Generating Average related Stats with Awk (BASH)

Awk can be pretty handy for quickly pulling out various statistics

This snippet details how to pull out

  • Mean (Average)
  • Median
  • 95th Percentile

For simplicity I've used $0 as the column number, see the examples for more details.

Details

  • Language: BASH

Snippet

# Calculate Average (Mean)
awk 'BEGIN{t=0}{t=t+$0}END{print t/NR}'

# 95th percentile - input should be pre-sorted. -0.5 here forces a round down
awk '{all[NR] = $0} END{print all[int(NR*0.95 - 0.5)]}'

# Median, also known as the 50th percentile.
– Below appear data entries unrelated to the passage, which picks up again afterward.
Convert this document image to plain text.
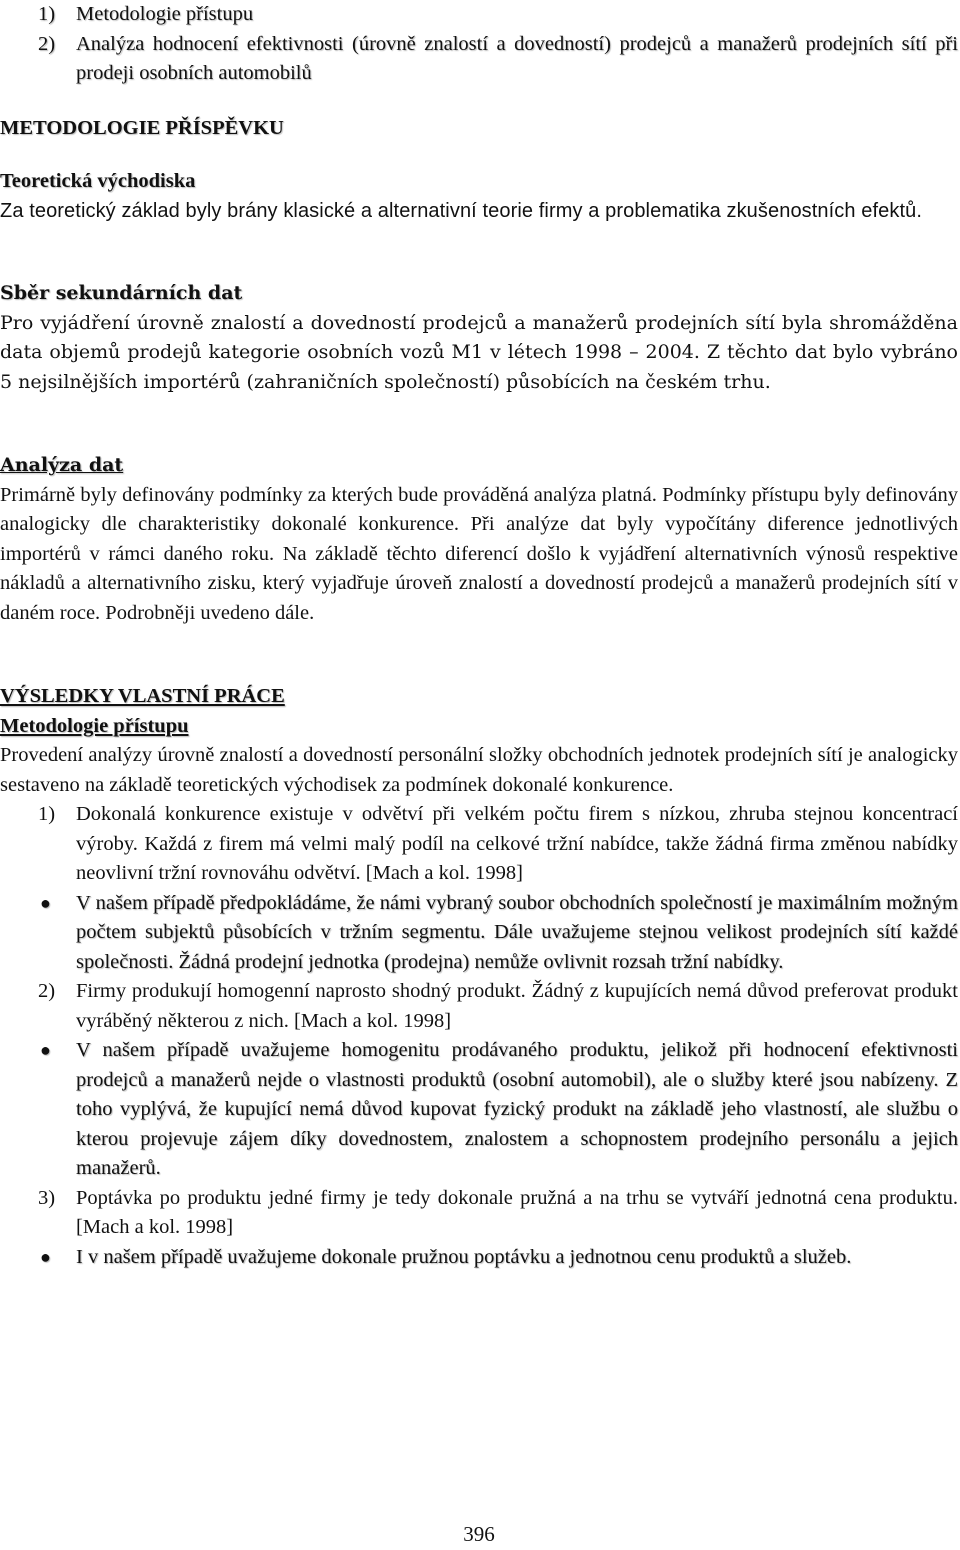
1) Metodologie přístupu
2) Analýza hodnocení efektivnosti (úrovně znalostí a dovedností) prodejců a manažerů prodejních sítí při prodeji osobních automobilů

METODOLOGIE PŘÍSPĚVKU

Teoretická východiska

Za teoretický základ byly brány klasické a alternativní teorie firmy a problematika zkušenostních efektů.

Sběr sekundárních dat

Pro vyjádření úrovně znalostí a dovedností prodejců a manažerů prodejních sítí byla shromážděna data objemů prodejů kategorie osobních vozů M1 v létech 1998 – 2004. Z těchto dat bylo vybráno 5 nejsilnějších importérů (zahraničních společností) působících na českém trhu.

Analýza dat

Primárně byly definovány podmínky za kterých bude prováděná analýza platná. Podmínky přístupu byly definovány analogicky dle charakteristiky dokonalé konkurence. Při analýze dat byly vypočítány diference jednotlivých importérů v rámci daného roku. Na základě těchto diferencí došlo k vyjádření alternativních výnosů respektive nákladů a alternativního zisku, který vyjadřuje úroveň znalostí a dovedností prodejců a manažerů prodejních sítí v daném roce. Podrobněji uvedeno dále.

VÝSLEDKY VLASTNÍ PRÁCE

Metodologie přístupu

Provedení analýzy úrovně znalostí a dovedností personální složky obchodních jednotek prodejních sítí je analogicky sestaveno na základě teoretických východisek za podmínek dokonalé konkurence.

1) Dokonalá konkurence existuje v odvětví při velkém počtu firem s nízkou, zhruba stejnou koncentrací výroby. Každá z firem má velmi malý podíl na celkové tržní nabídce, takže žádná firma změnou nabídky neovlivní tržní rovnováhu odvětví. [Mach a kol. 1998]
● V našem případě předpokládáme, že námi vybraný soubor obchodních společností je maximálním možným počtem subjektů působících v tržním segmentu. Dále uvažujeme stejnou velikost prodejních sítí každé společnosti. Žádná prodejní jednotka (prodejna) nemůže ovlivnit rozsah tržní nabídky.
2) Firmy produkují homogenní naprosto shodný produkt. Žádný z kupujících nemá důvod preferovat produkt vyráběný některou z nich. [Mach a kol. 1998]
● V našem případě uvažujeme homogenitu prodávaného produktu, jelikož při hodnocení efektivnosti prodejců a manažerů nejde o vlastnosti produktů (osobní automobil), ale o služby které jsou nabízeny. Z toho vyplývá, že kupující nemá důvod kupovat fyzický produkt na základě jeho vlastností, ale službu o kterou projevuje zájem díky dovednostem, znalostem a schopnostem prodejního personálu a jejich manažerů.
3) Poptávka po produktu jedné firmy je tedy dokonale pružná a na trhu se vytváří jednotná cena produktu. [Mach a kol. 1998]
● I v našem případě uvažujeme dokonale pružnou poptávku a jednotnou cenu produktů a služeb.
396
Input should be pre-sorted
awk '{all[NR] = $0} END{print all[int(NR*0.5 - 0.5)]}'

Usage Example

# Calculate average based on the 4th column in a tab seperate-file
cat file.csv | awk -F'\t' 'BEGIN{t=0}{t=t+$4}END{print t/NR}'

# same as above, but 95th percentile
cat file.csv | sort -n -t\t -k4 | awk '{all[NR] = $4} END{print all[int(NR*0.95 - 0.5)]}'

# Calculate the media, but assume it's comma-seperated this time and use column 2
cat file.csv | sort -n -t, -k2 | awk '{all[NR] = $2} END{print all[int(NR*0.5 - 0.5)]}'